Aimables enchanteurs, nos guides et nos maîtres,
Jadis je ne pouvois, comme vous, sous des hêtres,
Tromper la canicule et défier ses traits.
Malgré moi-même, hélas ! Exilé des forêts,
Malgré moi, je vivois enchaîné dans les villes :
J’y voyois le démon des discordes civiles,
Dans le palais des rois, triompher impuni,
Et toujours aux vertus le malheur réuni.
Souvent je m’écriois ? "ô ciel ! Quand la fortune
Voudra-t-elle adoucir sa rigueur importune ?
Ah ! Si je puis trouver un terme à ses refus,
Vous me verrez alors sous vos dômes touffus,
Verdoyantes forêts ! Et vous, claires fontaines,

Qui coupez en fuyant leurs routes incertaines,
Sur vos gazons mousseux j’irai me reposer !
Les amours et leur soeur m’y viendront courtiser.
D’un long et doux sommeil j’y goûterai l’ivresse ;
Et lorsque m’arrachant à sa molle paresse,
Je voudrai des saisons célébrer les bienfaits,
Ou chanter des héros l’audace et les hauts-faits,
Je n’y trouverai point les muses indociles,
Et mes vers couleront plus doux et plus faciles. "
Ainsi, d’un doux repos mes desirs envieux
Chaque jour sans relâche importunoient les dieux ;
Mais l’oreille des dieux obstinément fermée
Laissoit mes voeux perdus s’exhâler en fumée :
Hélas ! Déjà pour moi n’existoient plus les champs.
Le ciel m’exauce enfin.
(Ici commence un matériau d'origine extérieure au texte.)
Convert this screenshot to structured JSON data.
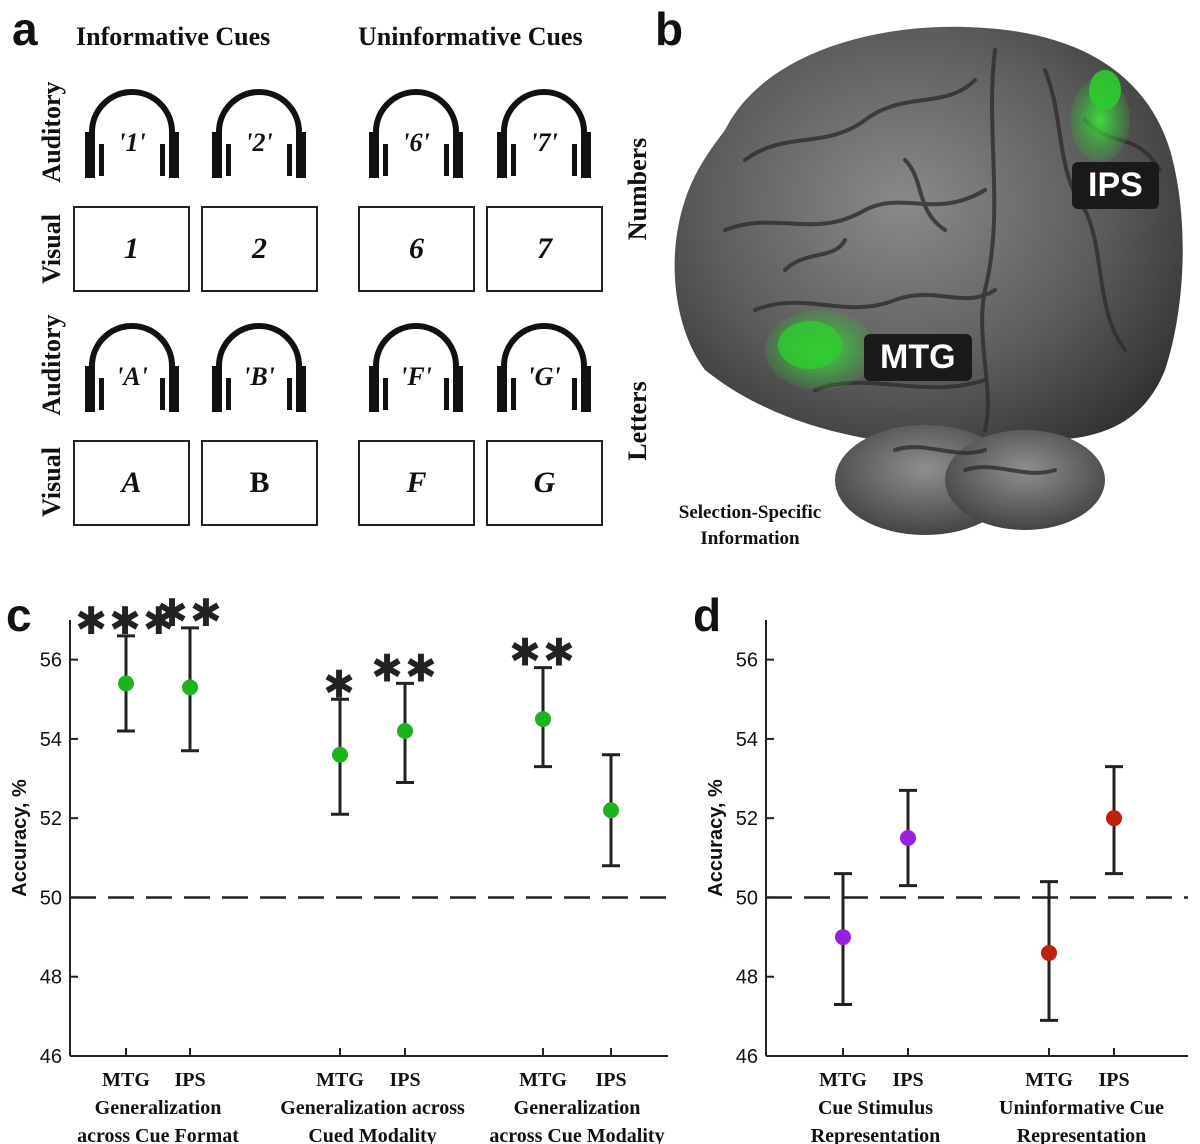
{
  "panel_a": {
    "letter": "a",
    "col_headers": [
      "Informative Cues",
      "Uninformative Cues"
    ],
    "row_labels": [
      "Auditory",
      "Visual",
      "Auditory",
      "Visual"
    ],
    "numbers_audio": [
      "'1'",
      "'2'",
      "'6'",
      "'7'"
    ],
    "numbers_visual": [
      "1",
      "2",
      "6",
      "7"
    ],
    "letters_audio": [
      "'A'",
      "'B'",
      "'F'",
      "'G'"
    ],
    "letters_visual": [
      "A",
      "B",
      "F",
      "G"
    ],
    "icon": "headphones-icon"
  },
  "panel_b": {
    "letter": "b",
    "side_labels": [
      "Numbers",
      "Letters"
    ],
    "regions": [
      "IPS",
      "MTG"
    ],
    "caption_line1": "Selection-Specific",
    "caption_line2": "Information",
    "highlight_color": "#2ecc2e"
  },
  "panel_c": {
    "letter": "c",
    "chart_data": {
      "type": "scatter",
      "ylabel": "Accuracy, %",
      "ylim": [
        46,
        57
      ],
      "yticks": [
        46,
        48,
        50,
        52,
        54,
        56
      ],
      "chance_level": 50,
      "point_color": "#1db31d",
      "groups": [
        {
          "label1": "Generalization",
          "label2": "across Cue Format",
          "points": [
            {
              "region": "MTG",
              "value": 55.4,
              "err_low": 54.2,
              "err_high": 56.6,
              "sig": "***"
            },
            {
              "region": "IPS",
              "value": 55.3,
              "err_low": 53.7,
              "err_high": 56.8,
              "sig": "**"
            }
          ]
        },
        {
          "label1": "Generalization across",
          "label2": "Cued Modality",
          "points": [
            {
              "region": "MTG",
              "value": 53.6,
              "err_low": 52.1,
              "err_high": 55.0,
              "sig": "*"
            },
            {
              "region": "IPS",
              "value": 54.2,
              "err_low": 52.9,
              "err_high": 55.4,
              "sig": "**"
            }
          ]
        },
        {
          "label1": "Generalization",
          "label2": "across Cue Modality",
          "points": [
            {
              "region": "MTG",
              "value": 54.5,
              "err_low": 53.3,
              "err_high": 55.8,
              "sig": "**"
            },
            {
              "region": "IPS",
              "value": 52.2,
              "err_low": 50.8,
              "err_high": 53.6,
              "sig": ""
            }
          ]
        }
      ]
    }
  },
  "panel_d": {
    "letter": "d",
    "chart_data": {
      "type": "scatter",
      "ylabel": "Accuracy, %",
      "ylim": [
        46,
        57
      ],
      "yticks": [
        46,
        48,
        50,
        52,
        54,
        56
      ],
      "chance_level": 50,
      "groups": [
        {
          "label1": "Cue Stimulus",
          "label2": "Representation",
          "color": "#9b1fe0",
          "points": [
            {
              "region": "MTG",
              "value": 49.0,
              "err_low": 47.3,
              "err_high": 50.6,
              "sig": ""
            },
            {
              "region": "IPS",
              "value": 51.5,
              "err_low": 50.3,
              "err_high": 52.7,
              "sig": ""
            }
          ]
        },
        {
          "label1": "Uninformative Cue",
          "label2": "Representation",
          "color": "#c0200d",
          "points": [
            {
              "region": "MTG",
              "value": 48.6,
              "err_low": 46.9,
              "err_high": 50.4,
              "sig": ""
            },
            {
              "region": "IPS",
              "value": 52.0,
              "err_low": 50.6,
              "err_high": 53.3,
              "sig": ""
            }
          ]
        }
      ]
    }
  }
}
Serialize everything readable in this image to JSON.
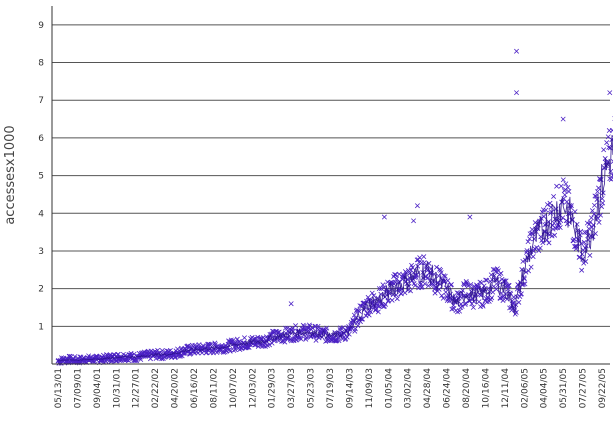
{
  "chart_data": {
    "type": "scatter",
    "title": "",
    "xlabel": "",
    "ylabel": "accessesx1000",
    "ylim": [
      0,
      9.5
    ],
    "y_ticks": [
      "1",
      "2",
      "3",
      "4",
      "5",
      "6",
      "7",
      "8",
      "9"
    ],
    "x_ticks": [
      "05/13/01",
      "07/09/01",
      "09/04/01",
      "10/31/01",
      "12/27/01",
      "02/22/02",
      "04/20/02",
      "06/16/02",
      "08/11/02",
      "10/07/02",
      "12/03/02",
      "01/29/03",
      "03/27/03",
      "05/23/03",
      "07/19/03",
      "09/14/03",
      "11/09/03",
      "01/05/04",
      "03/02/04",
      "04/28/04",
      "06/24/04",
      "08/20/04",
      "10/16/04",
      "12/11/04",
      "02/06/05",
      "04/04/05",
      "05/31/05",
      "07/27/05",
      "09/22/05"
    ],
    "grid": true,
    "series": [
      {
        "values": [
          [
            0.0,
            0.08
          ],
          [
            0.5,
            0.12
          ],
          [
            1.0,
            0.1
          ],
          [
            1.5,
            0.13
          ],
          [
            2.0,
            0.12
          ],
          [
            2.5,
            0.15
          ],
          [
            3.0,
            0.18
          ],
          [
            3.5,
            0.2
          ],
          [
            4.0,
            0.18
          ],
          [
            4.5,
            0.22
          ],
          [
            5.0,
            0.25
          ],
          [
            5.5,
            0.25
          ],
          [
            6.0,
            0.28
          ],
          [
            6.5,
            0.35
          ],
          [
            7.0,
            0.38
          ],
          [
            7.5,
            0.4
          ],
          [
            8.0,
            0.42
          ],
          [
            8.5,
            0.45
          ],
          [
            9.0,
            0.5
          ],
          [
            9.5,
            0.55
          ],
          [
            10.0,
            0.58
          ],
          [
            10.5,
            0.6
          ],
          [
            11.0,
            0.7
          ],
          [
            11.5,
            0.75
          ],
          [
            12.0,
            0.8
          ],
          [
            12.5,
            0.85
          ],
          [
            13.0,
            0.85
          ],
          [
            13.5,
            0.8
          ],
          [
            14.0,
            0.75
          ],
          [
            14.5,
            0.78
          ],
          [
            15.0,
            0.85
          ],
          [
            15.5,
            1.3
          ],
          [
            16.0,
            1.6
          ],
          [
            16.5,
            1.7
          ],
          [
            17.0,
            1.9
          ],
          [
            17.5,
            2.1
          ],
          [
            18.0,
            2.2
          ],
          [
            18.5,
            2.4
          ],
          [
            19.0,
            2.5
          ],
          [
            19.5,
            2.2
          ],
          [
            20.0,
            2.0
          ],
          [
            20.5,
            1.6
          ],
          [
            21.0,
            1.9
          ],
          [
            21.5,
            1.8
          ],
          [
            22.0,
            1.9
          ],
          [
            22.5,
            2.2
          ],
          [
            23.0,
            2.0
          ],
          [
            23.5,
            1.5
          ],
          [
            24.0,
            2.5
          ],
          [
            24.5,
            3.3
          ],
          [
            25.0,
            3.6
          ],
          [
            25.5,
            4.0
          ],
          [
            26.0,
            4.3
          ],
          [
            26.5,
            3.8
          ],
          [
            27.0,
            2.9
          ],
          [
            27.5,
            3.6
          ],
          [
            28.0,
            4.8
          ],
          [
            28.5,
            5.6
          ],
          [
            28.9,
            6.2
          ]
        ],
        "outliers": [
          [
            23.6,
            8.3
          ],
          [
            23.6,
            7.2
          ],
          [
            28.8,
            7.7
          ],
          [
            28.4,
            7.2
          ],
          [
            26.0,
            6.5
          ],
          [
            16.8,
            3.9
          ],
          [
            18.3,
            3.8
          ],
          [
            18.5,
            4.2
          ],
          [
            12.0,
            1.6
          ],
          [
            21.2,
            3.9
          ]
        ],
        "color": "#4b21c4"
      }
    ]
  }
}
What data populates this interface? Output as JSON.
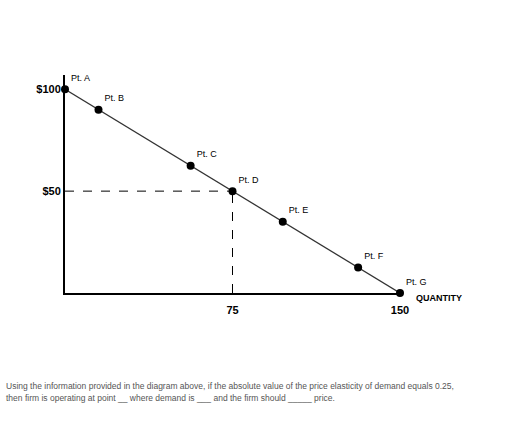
{
  "chart_data": {
    "type": "line",
    "x": [
      0,
      15,
      56.25,
      75,
      97.5,
      131.25,
      150
    ],
    "values": [
      100,
      90,
      62.5,
      50,
      35,
      12.5,
      0
    ],
    "point_labels": [
      "Pt. A",
      "Pt. B",
      "Pt. C",
      "Pt. D",
      "Pt. E",
      "Pt. F",
      "Pt. G"
    ],
    "color": "#333333",
    "marker": "circle",
    "xlabel": "QUANTITY",
    "xlim": [
      0,
      150
    ],
    "ylim": [
      0,
      107
    ],
    "xticks": [
      75,
      150
    ],
    "yticks": [
      {
        "value": 50,
        "label": "$50"
      },
      {
        "value": 100,
        "label": "$100"
      }
    ],
    "guide_point": {
      "x": 75,
      "y": 50,
      "line_style": "dashed"
    },
    "grid": false
  },
  "question": [
    "Using the information provided in the diagram above, if the absolute value of the price elasticity of demand equals 0.25,",
    "then firm is operating at point __ where demand is ___ and the firm should _____ price."
  ]
}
Noble appui de mes chants,
L’ami du laboureur et des fils d’Uranie
Au calme des forêts a rendu mon génie ;
Sa main vient de m’ouvrir les routes du bonheur.
Oh ! Si je puis un jour y rencontrer l’honneur,
Si je puis mériter que le Pinde m’avoue,

Et m’orne des lauriers du chantre de Mantoue,
J’irai, tout rayonnant d’une noble fierté,
Les offrir à l’auteur de ma félicité ;
Et lui montrant l’envie à ses pieds étouffée,
À sa vertu modeste ériger un trophée.